Senator Warner has written to Google’s CEO, expressing concerns over the ethical use of Med-PaLM 2, a healthcare-focused AI language model. Warner highlights transparency, patient privacy, and ethical guidelines as key issues. He emphasizes the potential for AI to enhance healthcare but cautions against premature deployment. The letter queries Google’s AI data sources, patient consent, transparency, and bias prevention. Warner underscores the need for improvement and standardized AI deployment in healthcare.
US Senator Mark R. Warner has penned a letter to Google’s CEO, Sundar Pichai, expressing concerns regarding transparency, patient confidentiality, and ethical protocols linked to the utilization of Med-PaLM 2, an advanced language model tailored for healthcare applications.
This week, Senator Mark R. Warner (D-VA), who serves as the Chair of the Senate Select Committee on Intelligence, dispatched a correspondence to Sundar Pichai, the CEO of Google, outlining apprehensions related to the company’s deployment of Med-PaLM 2. This prominent language model, designed for medical applications, has prompted Senator Warner to raise several vital issues.
Back in April, Google disclosed its intention to provide limited access to Med-PaLM 2 for selected healthcare clientele, offering a testing phase during which users would provide feedback concerning the model’s viability and potential applications in the healthcare domain.
This announcement occurred amidst considerable excitement surrounding generative artificial intelligence (AI). Although healthcare hasn’t remained unaffected by this enthusiasm, numerous healthcare professionals and researchers have come forth, urging for a measured and prudent approach toward the integration of this technology within clinical environments.
Senator Warner’s letter accentuates the most prevalent apprehensions associated with the deployment of generative AI in healthcare. It calls for heightened transparency, safeguards for patient confidentiality, and ethical parameters.
“Despite its undoubted potential to enhance patient care and health outcomes, I am concerned that premature implementation of unproven technology might undermine trust in our medical practitioners and institutions, exacerbate existing racial disparities in health outcomes, and amplify the risk of diagnostic and care-related errors,” wrote Senator Warner.

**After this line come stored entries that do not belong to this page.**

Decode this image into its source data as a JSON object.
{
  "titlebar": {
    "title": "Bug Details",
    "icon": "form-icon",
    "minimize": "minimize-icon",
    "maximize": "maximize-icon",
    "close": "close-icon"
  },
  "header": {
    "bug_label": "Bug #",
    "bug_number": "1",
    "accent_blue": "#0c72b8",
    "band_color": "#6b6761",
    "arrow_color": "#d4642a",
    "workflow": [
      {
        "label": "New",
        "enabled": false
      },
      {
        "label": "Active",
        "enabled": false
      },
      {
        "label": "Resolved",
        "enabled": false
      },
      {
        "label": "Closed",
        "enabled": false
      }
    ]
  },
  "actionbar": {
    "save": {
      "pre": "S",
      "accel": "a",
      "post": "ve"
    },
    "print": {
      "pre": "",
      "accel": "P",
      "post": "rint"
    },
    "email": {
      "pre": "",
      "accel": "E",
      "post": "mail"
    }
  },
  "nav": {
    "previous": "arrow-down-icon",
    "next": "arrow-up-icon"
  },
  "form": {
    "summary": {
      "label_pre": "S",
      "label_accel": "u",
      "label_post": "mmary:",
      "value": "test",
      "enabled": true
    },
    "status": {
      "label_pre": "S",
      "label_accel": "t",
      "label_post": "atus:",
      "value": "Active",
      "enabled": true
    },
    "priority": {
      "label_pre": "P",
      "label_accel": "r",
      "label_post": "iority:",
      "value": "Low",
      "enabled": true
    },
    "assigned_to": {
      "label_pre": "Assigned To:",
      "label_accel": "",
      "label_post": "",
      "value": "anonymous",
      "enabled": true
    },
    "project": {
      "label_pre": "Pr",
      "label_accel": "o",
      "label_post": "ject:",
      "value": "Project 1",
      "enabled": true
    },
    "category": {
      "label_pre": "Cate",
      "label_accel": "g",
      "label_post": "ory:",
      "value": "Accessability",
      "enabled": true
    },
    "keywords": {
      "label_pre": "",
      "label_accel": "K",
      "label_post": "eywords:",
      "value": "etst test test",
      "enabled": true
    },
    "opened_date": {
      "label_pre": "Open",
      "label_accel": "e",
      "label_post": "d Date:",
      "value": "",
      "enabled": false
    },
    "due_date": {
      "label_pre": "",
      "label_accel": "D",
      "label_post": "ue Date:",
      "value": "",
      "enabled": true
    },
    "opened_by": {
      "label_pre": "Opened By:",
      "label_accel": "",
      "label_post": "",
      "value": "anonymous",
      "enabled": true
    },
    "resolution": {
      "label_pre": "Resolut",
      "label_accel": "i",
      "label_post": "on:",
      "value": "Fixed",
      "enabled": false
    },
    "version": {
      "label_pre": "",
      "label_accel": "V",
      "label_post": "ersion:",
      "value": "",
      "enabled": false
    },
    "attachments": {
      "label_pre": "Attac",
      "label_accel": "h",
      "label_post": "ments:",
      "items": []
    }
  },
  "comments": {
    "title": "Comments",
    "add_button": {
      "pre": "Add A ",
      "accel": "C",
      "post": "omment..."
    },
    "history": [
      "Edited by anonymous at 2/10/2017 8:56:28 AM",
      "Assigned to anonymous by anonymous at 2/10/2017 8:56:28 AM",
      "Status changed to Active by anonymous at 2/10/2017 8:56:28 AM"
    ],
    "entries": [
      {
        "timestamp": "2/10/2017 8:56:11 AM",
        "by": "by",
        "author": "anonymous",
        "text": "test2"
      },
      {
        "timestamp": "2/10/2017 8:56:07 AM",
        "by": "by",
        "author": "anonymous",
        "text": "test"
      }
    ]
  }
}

In June, Google Cloud joined forces with the Mayo Clinic to embark on a partnership aimed at revolutionizing healthcare through generative AI. In July, Google Cloud collaborated with healthcare technology enterprise CareCloud to enhance operational efficiency and digital transformation for smaller healthcare providers via this technology.
Senator Warner’s letter, however, criticizes these initiatives, asserting that Google and other major technology companies are in a haste to develop and deploy healthcare AI models, aiming to seize market share following the launch of OpenAI’s ChatGPT, and in the process, are assuming substantial risks.
“Numerous media outlets have reported that companies like Google and Microsoft have been inclined to take more significant risks and introduce less mature technology in a bid to attain an initial competitive advantage,” the letter continues. “In 2019, I raised concerns about Google’s potential disregard for health privacy laws through undisclosed partnerships with leading hospital systems, wherein it trained diagnostic models on sensitive health data without the knowledge or consent of patients. This race to establish dominance in the market is evident and particularly troubling in the healthcare sector, given the life-or-death consequences of errors in clinical settings, the recent erosion of trust in healthcare establishments, and the sensitive nature of health data.”
Senator Warner also voiced reservations about inaccuracies within the Med-PaLM 2 model, its testing environment, the data sources employed in its training and assessment, the measures taken by Google to mitigate potential bias, and the extent to which patients are informed about and have the right to decline the use of AI in their healthcare.
Addressing these concerns, the letter includes a set of 12 questions that Senator Warner has directed to Pichai and Google. These queries encompass topics such as the data sources that Med-PaLM 2 draws from, patient consent and autonomy, the transparency surrounding the model’s rollout, measures to ensure privacy, safeguards against excessive reliance on model outputs, and the identification of hospitals employing Med-PaLM 2.
“The need for further development of this technology is evident, and the healthcare community must establish appropriate standards governing the deployment and utilization of AI,” stated the letter.